Electric traps do attract mosquitoes. But they clog with moths, and based on the number of predatory insects that they also kill, they can actually make a mosquito problem worse. People like them for the resounding pop of the insect exploding. That pop spreads germs, which is why restaurants use fan based traps (with the same UV light source), rather than these electric traps in their kitchens.
 
#3 ·
I don't know if those mosquito traps work or not, but some anecdotal evidence tells me they do.

My friend has 10 acres in the woods and they have a small cabin built back from their house and a pond etc. we'd fight mosquitos all day to a degree and once the sun went down for a few hours it was unbearable without greasing up with every skin cell being covered in deet.

well last year he set up a propane mosquito trap just over a month prior to us coming out for "camping" weekend at the pond. There is mosquito breeding grounds everywhere. Besides their pond, there are multiple smaller "wild" ponds and depressions where water collects. Plus its in the middle of a natural WI woods.

I was in shorts and t-shirts the entire 3 day weekend, no spray and I think I swatted at 2-3 mosquitos the entire time. The difference was dramatic. It was Labor Day weekend so not the wettest time of the year, but last year mosquitos were still so bad at our house in town we couldn't stand to be outside almost any time of day. They were the worst they've been ever that I can remember in my life last year.

Maybe it was just a confluence of events that made it seem like it was working so well, but I do think it worked well. Just needs propane tank, I forgot how many he said he went thru in a month, 2 maybe? and electricity.
 
#5 ·
...he previous owner planted flowering plants all around the house that bloom at different times of the year. Wife likes them and doesn't want to remove them. We've already thinned them as much as possible.

I'm planning to fog the lot perimeter with bifenthrin, but I need to do something about all the flowering plants around the perimeter of the house...
Why? Mosquitoes are not attracted to all flowers. Many flowers repel them. Just plant the right types. Marigolds, geraniums, lavender, lemon balm, rosemary, basil, mint, sage, the list is endless.
 
#8 ·
Yeah, mods, moving my thread was a bad move. Shame on you.

I researched the forums here and I put my question in the pesticide section for a reason. Moving it into the homeowner forum resulted in the replies pointing me to useless homeowner junk like burning incense coils (I've seen those in use; they're worthless).
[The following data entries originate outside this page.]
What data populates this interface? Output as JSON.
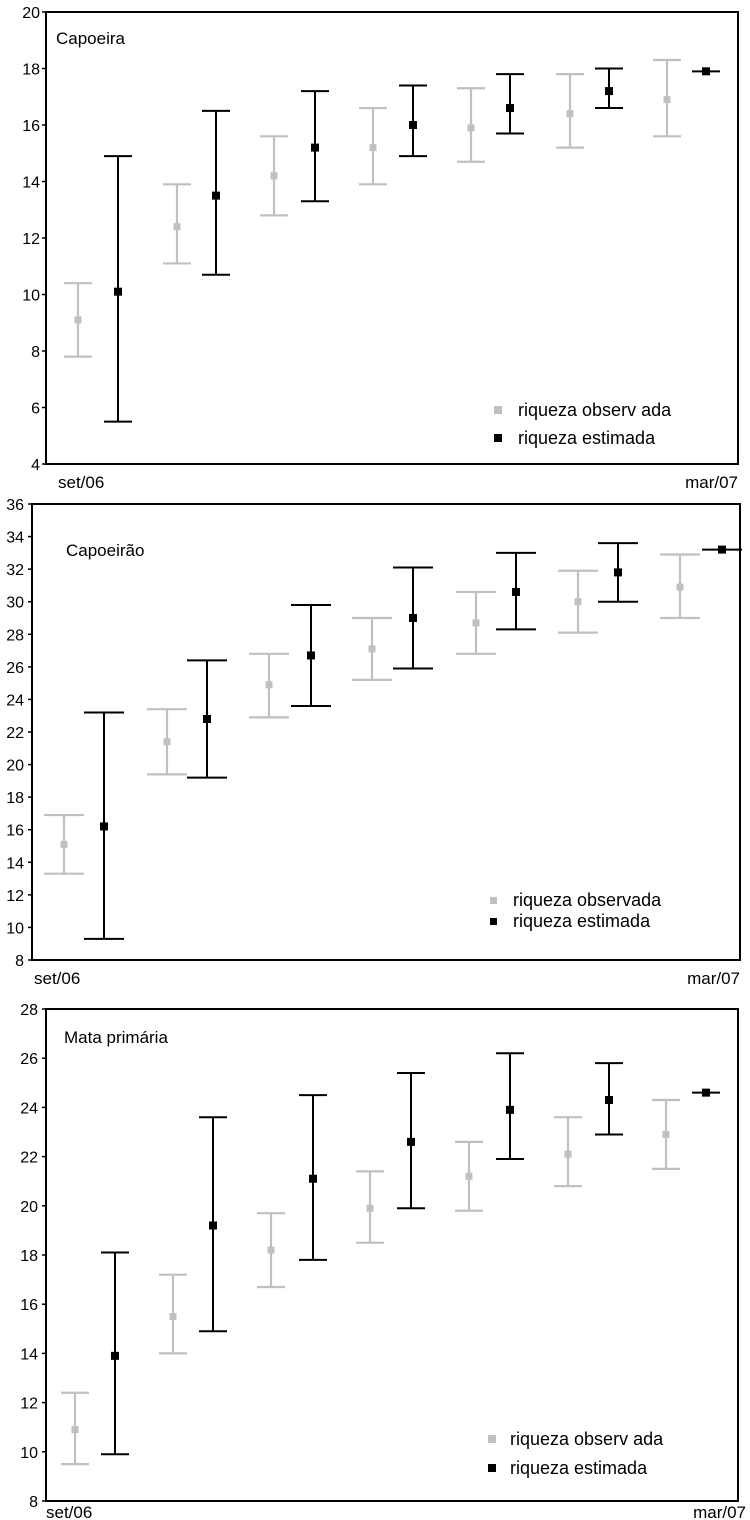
{
  "chart_data": [
    {
      "type": "errorbar",
      "title": "Capoeira",
      "ylim": [
        4,
        20
      ],
      "yticks": [
        4,
        6,
        8,
        10,
        12,
        14,
        16,
        18,
        20
      ],
      "x_labels": {
        "start": "set/06",
        "end": "mar/07"
      },
      "grid": false,
      "legend_position": "bottom-right",
      "series": [
        {
          "name": "riqueza observ ada",
          "color": "#c0c0c0",
          "points": [
            {
              "y": 9.1,
              "low": 7.8,
              "high": 10.4
            },
            {
              "y": 12.4,
              "low": 11.1,
              "high": 13.9
            },
            {
              "y": 14.2,
              "low": 12.8,
              "high": 15.6
            },
            {
              "y": 15.2,
              "low": 13.9,
              "high": 16.6
            },
            {
              "y": 15.9,
              "low": 14.7,
              "high": 17.3
            },
            {
              "y": 16.4,
              "low": 15.2,
              "high": 17.8
            },
            {
              "y": 16.9,
              "low": 15.6,
              "high": 18.3
            }
          ]
        },
        {
          "name": "riqueza estimada",
          "color": "#000000",
          "points": [
            {
              "y": 10.1,
              "low": 5.5,
              "high": 14.9
            },
            {
              "y": 13.5,
              "low": 10.7,
              "high": 16.5
            },
            {
              "y": 15.2,
              "low": 13.3,
              "high": 17.2
            },
            {
              "y": 16.0,
              "low": 14.9,
              "high": 17.4
            },
            {
              "y": 16.6,
              "low": 15.7,
              "high": 17.8
            },
            {
              "y": 17.2,
              "low": 16.6,
              "high": 18.0
            },
            {
              "y": 17.9,
              "low": 17.9,
              "high": 17.9
            }
          ]
        }
      ]
    },
    {
      "type": "errorbar",
      "title": "Capoeirão",
      "ylim": [
        8,
        36
      ],
      "yticks": [
        8,
        10,
        12,
        14,
        16,
        18,
        20,
        22,
        24,
        26,
        28,
        30,
        32,
        34,
        36
      ],
      "x_labels": {
        "start": "set/06",
        "end": "mar/07"
      },
      "grid": false,
      "legend_position": "bottom-right",
      "series": [
        {
          "name": "riqueza observada",
          "color": "#c0c0c0",
          "points": [
            {
              "y": 15.1,
              "low": 13.3,
              "high": 16.9
            },
            {
              "y": 21.4,
              "low": 19.4,
              "high": 23.4
            },
            {
              "y": 24.9,
              "low": 22.9,
              "high": 26.8
            },
            {
              "y": 27.1,
              "low": 25.2,
              "high": 29.0
            },
            {
              "y": 28.7,
              "low": 26.8,
              "high": 30.6
            },
            {
              "y": 30.0,
              "low": 28.1,
              "high": 31.9
            },
            {
              "y": 30.9,
              "low": 29.0,
              "high": 32.9
            }
          ]
        },
        {
          "name": "riqueza estimada",
          "color": "#000000",
          "points": [
            {
              "y": 16.2,
              "low": 9.3,
              "high": 23.2
            },
            {
              "y": 22.8,
              "low": 19.2,
              "high": 26.4
            },
            {
              "y": 26.7,
              "low": 23.6,
              "high": 29.8
            },
            {
              "y": 29.0,
              "low": 25.9,
              "high": 32.1
            },
            {
              "y": 30.6,
              "low": 28.3,
              "high": 33.0
            },
            {
              "y": 31.8,
              "low": 30.0,
              "high": 33.6
            },
            {
              "y": 33.2,
              "low": 33.2,
              "high": 33.2
            }
          ]
        }
      ]
    },
    {
      "type": "errorbar",
      "title": "Mata primária",
      "ylim": [
        8,
        28
      ],
      "yticks": [
        8,
        10,
        12,
        14,
        16,
        18,
        20,
        22,
        24,
        26,
        28
      ],
      "x_labels": {
        "start": "set/06",
        "end": "mar/07"
      },
      "grid": false,
      "legend_position": "bottom-right",
      "series": [
        {
          "name": "riqueza observ ada",
          "color": "#c0c0c0",
          "points": [
            {
              "y": 10.9,
              "low": 9.5,
              "high": 12.4
            },
            {
              "y": 15.5,
              "low": 14.0,
              "high": 17.2
            },
            {
              "y": 18.2,
              "low": 16.7,
              "high": 19.7
            },
            {
              "y": 19.9,
              "low": 18.5,
              "high": 21.4
            },
            {
              "y": 21.2,
              "low": 19.8,
              "high": 22.6
            },
            {
              "y": 22.1,
              "low": 20.8,
              "high": 23.6
            },
            {
              "y": 22.9,
              "low": 21.5,
              "high": 24.3
            }
          ]
        },
        {
          "name": "riqueza estimada",
          "color": "#000000",
          "points": [
            {
              "y": 13.9,
              "low": 9.9,
              "high": 18.1
            },
            {
              "y": 19.2,
              "low": 14.9,
              "high": 23.6
            },
            {
              "y": 21.1,
              "low": 17.8,
              "high": 24.5
            },
            {
              "y": 22.6,
              "low": 19.9,
              "high": 25.4
            },
            {
              "y": 23.9,
              "low": 21.9,
              "high": 26.2
            },
            {
              "y": 24.3,
              "low": 22.9,
              "high": 25.8
            },
            {
              "y": 24.6,
              "low": 24.6,
              "high": 24.6
            }
          ]
        }
      ]
    }
  ]
}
I'm going to be fogging. The only question is with what. I'm trying to be responsible by researching the most appropriate and least harmful solution, but because the mods decided to be smug, elitist and exclusionary dicks and deny me the actual useful information I'm looking for by kicking my question to the homeowner forum because I'm not a professional, all you're accomplishing is making it more likely that a less appropriate chemical gets applied... which will end up reflecting on and impacting the professional community.